Member of the Mississippi State Senate from the 35th district
- In office January 1918 – February 1922
- Preceded by: John W. Barbee
- Succeeded by: B. E. Wilson

Personal details
- Born: October 2, 1849 Mount Pleasant, Mississippi, U.S.
- Died: February 1922 (aged 72) Memphis, Tennessee, U.S.
- Party: Democratic

= Joseph N. Brown =

Mississippi politician

Joseph Neal Brown (October 2, 1849 – February 1922) was an American politician. He was a Democratic member of the Mississippi State Senate, representing the state's 35th senatorial district from 1918 to 1922.

== Biography ==
Joseph Neal Brown was born on October 2, 1849, in Mount Pleasant, Mississippi. He was the son of George W. Brown and Ellen (Huffman) Brown. He was educated in the private schools of DeSoto County. He served as a member of the Board of Supervisors of DeSoto County, Mississippi, and he served some years as its president.
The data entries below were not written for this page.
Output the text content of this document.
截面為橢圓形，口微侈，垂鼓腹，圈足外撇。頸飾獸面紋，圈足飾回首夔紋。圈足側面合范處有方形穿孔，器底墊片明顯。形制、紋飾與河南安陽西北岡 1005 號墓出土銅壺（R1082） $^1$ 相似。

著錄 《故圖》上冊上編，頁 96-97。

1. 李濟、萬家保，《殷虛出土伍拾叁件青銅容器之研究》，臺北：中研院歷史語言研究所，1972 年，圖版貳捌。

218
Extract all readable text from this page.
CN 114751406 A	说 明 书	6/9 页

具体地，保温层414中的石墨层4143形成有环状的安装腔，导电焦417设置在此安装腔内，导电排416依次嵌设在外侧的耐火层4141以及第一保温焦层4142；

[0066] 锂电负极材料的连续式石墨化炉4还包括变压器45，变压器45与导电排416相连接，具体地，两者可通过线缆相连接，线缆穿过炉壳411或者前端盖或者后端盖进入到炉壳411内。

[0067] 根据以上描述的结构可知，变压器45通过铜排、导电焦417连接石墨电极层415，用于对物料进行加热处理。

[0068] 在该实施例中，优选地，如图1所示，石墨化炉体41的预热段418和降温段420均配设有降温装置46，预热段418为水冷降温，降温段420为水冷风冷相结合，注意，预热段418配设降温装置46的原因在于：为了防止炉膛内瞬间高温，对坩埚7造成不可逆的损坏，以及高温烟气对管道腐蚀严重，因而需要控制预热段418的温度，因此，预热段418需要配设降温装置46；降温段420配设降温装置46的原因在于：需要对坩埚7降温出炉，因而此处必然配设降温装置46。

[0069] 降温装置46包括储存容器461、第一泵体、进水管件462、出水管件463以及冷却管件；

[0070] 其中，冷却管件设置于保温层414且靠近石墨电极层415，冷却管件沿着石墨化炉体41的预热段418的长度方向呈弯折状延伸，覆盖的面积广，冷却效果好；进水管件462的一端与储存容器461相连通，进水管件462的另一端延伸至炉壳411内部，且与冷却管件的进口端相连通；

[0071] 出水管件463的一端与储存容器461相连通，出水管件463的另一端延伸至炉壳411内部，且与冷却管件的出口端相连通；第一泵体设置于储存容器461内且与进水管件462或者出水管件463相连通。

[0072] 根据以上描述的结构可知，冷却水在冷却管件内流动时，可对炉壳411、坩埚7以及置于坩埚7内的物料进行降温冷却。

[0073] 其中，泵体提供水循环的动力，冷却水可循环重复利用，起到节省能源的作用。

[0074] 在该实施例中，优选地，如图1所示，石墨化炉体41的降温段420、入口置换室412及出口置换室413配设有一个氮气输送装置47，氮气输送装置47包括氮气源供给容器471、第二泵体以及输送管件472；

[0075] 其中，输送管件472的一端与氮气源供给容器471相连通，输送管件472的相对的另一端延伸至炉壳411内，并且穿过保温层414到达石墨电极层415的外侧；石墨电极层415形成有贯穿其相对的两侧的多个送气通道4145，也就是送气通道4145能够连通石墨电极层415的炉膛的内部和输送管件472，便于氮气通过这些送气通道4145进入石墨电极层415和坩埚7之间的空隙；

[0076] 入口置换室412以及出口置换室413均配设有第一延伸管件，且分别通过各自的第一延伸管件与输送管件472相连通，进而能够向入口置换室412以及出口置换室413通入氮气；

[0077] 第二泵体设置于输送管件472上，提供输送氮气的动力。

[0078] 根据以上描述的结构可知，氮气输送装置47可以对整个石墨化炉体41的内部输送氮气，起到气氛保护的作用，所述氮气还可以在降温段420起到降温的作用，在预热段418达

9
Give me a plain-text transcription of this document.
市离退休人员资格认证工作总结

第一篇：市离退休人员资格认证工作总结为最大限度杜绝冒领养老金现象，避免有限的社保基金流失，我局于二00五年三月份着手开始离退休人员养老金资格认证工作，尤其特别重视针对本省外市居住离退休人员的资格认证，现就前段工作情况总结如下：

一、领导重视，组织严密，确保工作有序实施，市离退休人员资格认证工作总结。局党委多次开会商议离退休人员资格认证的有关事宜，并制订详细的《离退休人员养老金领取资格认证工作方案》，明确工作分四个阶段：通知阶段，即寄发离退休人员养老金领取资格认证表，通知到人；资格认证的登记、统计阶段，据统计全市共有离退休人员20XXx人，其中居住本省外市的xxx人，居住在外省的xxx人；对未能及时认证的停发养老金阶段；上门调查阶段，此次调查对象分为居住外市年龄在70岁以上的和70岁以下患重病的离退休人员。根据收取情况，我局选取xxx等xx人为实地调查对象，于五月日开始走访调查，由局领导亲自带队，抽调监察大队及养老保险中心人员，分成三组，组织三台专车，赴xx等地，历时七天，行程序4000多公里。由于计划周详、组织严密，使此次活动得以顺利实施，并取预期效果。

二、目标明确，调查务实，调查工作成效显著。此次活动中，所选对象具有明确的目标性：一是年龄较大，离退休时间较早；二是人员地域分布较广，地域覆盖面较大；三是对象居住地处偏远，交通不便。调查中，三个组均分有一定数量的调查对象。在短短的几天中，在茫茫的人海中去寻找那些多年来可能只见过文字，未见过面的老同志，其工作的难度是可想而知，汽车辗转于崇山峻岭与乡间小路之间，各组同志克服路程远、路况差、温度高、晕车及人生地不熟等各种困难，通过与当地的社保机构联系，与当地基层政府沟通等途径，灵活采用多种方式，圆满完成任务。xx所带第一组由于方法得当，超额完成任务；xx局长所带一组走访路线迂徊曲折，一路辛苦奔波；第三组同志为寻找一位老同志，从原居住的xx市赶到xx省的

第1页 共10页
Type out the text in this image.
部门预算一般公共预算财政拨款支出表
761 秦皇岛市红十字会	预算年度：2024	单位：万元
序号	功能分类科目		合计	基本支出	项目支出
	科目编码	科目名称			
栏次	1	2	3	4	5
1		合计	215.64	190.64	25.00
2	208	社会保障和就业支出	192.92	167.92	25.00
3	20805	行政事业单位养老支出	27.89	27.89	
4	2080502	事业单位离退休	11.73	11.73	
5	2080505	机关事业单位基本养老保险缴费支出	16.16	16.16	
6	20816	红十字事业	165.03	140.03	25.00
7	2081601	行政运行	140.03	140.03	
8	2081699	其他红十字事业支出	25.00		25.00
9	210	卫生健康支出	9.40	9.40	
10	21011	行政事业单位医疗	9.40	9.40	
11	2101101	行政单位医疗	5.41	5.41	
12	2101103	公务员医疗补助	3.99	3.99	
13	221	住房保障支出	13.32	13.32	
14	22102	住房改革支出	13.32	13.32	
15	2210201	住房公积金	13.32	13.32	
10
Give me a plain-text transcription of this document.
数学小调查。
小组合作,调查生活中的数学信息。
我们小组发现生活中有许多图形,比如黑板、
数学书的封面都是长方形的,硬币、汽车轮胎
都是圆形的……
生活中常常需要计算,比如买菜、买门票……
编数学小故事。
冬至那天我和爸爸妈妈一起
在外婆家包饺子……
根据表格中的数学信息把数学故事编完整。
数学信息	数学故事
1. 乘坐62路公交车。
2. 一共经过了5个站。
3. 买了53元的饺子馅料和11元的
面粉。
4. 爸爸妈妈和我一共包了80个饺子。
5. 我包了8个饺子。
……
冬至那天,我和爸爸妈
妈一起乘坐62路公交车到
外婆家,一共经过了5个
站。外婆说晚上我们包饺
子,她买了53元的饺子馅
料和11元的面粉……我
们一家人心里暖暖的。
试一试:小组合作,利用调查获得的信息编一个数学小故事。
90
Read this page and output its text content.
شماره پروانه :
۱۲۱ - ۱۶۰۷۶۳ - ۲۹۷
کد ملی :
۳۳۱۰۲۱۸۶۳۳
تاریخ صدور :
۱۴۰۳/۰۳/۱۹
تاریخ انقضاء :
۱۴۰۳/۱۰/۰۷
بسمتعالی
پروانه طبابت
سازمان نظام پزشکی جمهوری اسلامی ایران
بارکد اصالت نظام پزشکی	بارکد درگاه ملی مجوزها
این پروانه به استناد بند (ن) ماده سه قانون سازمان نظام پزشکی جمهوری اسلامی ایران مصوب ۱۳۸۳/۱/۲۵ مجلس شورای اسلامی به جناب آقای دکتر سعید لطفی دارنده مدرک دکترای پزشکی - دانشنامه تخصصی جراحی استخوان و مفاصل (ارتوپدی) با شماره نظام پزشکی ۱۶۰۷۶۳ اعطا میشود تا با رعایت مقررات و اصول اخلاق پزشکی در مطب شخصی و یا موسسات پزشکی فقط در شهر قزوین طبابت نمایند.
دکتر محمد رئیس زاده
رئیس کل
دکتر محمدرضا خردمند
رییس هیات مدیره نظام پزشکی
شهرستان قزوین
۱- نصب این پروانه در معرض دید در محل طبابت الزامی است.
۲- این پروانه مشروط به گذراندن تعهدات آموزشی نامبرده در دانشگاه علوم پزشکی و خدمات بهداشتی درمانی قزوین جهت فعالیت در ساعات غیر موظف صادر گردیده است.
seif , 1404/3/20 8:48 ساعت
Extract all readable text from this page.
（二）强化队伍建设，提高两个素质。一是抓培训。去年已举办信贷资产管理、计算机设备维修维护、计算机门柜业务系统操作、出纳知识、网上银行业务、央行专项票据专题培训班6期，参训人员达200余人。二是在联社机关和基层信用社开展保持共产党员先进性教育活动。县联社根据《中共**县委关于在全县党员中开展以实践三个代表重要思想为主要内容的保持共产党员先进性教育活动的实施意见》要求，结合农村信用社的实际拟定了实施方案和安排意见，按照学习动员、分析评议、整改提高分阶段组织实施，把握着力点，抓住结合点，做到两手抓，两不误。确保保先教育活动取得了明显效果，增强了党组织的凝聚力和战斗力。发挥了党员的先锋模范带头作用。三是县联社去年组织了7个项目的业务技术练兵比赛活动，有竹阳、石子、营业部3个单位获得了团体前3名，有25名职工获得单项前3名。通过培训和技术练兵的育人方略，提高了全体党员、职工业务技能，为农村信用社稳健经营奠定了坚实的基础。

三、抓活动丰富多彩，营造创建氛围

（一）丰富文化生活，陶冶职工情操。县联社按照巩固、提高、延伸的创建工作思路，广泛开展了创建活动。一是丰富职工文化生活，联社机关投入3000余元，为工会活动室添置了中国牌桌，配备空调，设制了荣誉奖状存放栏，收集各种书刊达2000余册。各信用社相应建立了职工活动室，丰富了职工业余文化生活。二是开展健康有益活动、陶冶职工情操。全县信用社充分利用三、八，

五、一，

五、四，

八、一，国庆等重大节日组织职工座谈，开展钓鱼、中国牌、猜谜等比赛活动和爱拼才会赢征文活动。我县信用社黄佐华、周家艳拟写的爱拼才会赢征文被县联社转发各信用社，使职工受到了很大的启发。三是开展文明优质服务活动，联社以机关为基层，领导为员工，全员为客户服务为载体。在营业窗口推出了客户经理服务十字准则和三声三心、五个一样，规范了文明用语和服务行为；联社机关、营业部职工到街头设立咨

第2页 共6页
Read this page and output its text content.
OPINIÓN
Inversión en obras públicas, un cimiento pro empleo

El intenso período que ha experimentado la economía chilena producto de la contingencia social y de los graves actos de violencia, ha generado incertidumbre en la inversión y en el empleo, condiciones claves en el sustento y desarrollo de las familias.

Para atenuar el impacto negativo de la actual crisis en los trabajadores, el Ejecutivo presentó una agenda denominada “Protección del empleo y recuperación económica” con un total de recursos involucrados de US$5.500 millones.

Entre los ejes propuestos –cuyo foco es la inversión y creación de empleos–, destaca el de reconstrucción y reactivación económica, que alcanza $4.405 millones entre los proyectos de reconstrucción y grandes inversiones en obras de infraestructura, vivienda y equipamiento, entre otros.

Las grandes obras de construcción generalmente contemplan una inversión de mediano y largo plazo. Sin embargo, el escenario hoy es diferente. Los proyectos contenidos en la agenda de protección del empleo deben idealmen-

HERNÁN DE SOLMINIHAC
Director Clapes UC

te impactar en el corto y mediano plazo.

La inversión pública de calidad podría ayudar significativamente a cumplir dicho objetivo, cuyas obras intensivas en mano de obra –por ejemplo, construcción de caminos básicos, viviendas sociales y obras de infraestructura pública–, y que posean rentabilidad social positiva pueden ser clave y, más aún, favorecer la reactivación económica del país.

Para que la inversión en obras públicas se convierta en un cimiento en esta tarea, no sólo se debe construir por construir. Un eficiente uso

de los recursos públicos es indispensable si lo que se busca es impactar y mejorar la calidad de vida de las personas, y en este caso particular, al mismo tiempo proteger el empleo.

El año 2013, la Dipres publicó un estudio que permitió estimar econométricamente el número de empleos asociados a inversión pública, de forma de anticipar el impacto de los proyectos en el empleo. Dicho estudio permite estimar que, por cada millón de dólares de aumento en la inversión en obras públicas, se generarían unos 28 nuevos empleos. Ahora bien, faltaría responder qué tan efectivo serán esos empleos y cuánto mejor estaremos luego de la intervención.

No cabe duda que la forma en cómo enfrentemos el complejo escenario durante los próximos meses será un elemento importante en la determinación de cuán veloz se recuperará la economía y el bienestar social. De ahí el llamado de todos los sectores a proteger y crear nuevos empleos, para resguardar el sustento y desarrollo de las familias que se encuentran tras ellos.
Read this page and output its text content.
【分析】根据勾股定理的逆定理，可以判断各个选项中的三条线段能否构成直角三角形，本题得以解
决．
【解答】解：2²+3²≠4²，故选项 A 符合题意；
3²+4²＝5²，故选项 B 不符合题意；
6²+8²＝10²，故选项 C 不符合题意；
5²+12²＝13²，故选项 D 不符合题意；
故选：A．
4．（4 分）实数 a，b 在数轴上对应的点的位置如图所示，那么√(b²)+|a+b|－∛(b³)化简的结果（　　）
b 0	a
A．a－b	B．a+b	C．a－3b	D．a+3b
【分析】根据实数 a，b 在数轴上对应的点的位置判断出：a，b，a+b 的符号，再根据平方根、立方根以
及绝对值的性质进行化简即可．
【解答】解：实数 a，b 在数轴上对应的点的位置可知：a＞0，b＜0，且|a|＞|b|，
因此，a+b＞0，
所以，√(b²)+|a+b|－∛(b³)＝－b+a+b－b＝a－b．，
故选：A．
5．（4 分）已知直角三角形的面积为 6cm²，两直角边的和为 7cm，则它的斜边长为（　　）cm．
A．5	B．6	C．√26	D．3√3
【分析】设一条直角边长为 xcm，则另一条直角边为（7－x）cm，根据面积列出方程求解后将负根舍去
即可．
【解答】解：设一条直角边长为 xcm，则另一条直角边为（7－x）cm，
He was elected to represent Mississippi's 35th senatorial district as a Democrat in the Mississippi State Senate in a 1916 special election after the resignation of incumbent senator John W. Barbee. He served in the 1918 session. In 1919, he was re-elected for the 1920–1924 term. After a two-week illness, Brown died in February 1922 at the Baptist Memorial Hospital in Memphis, Tennessee. He was succeeded in the position by B. E. Wilson.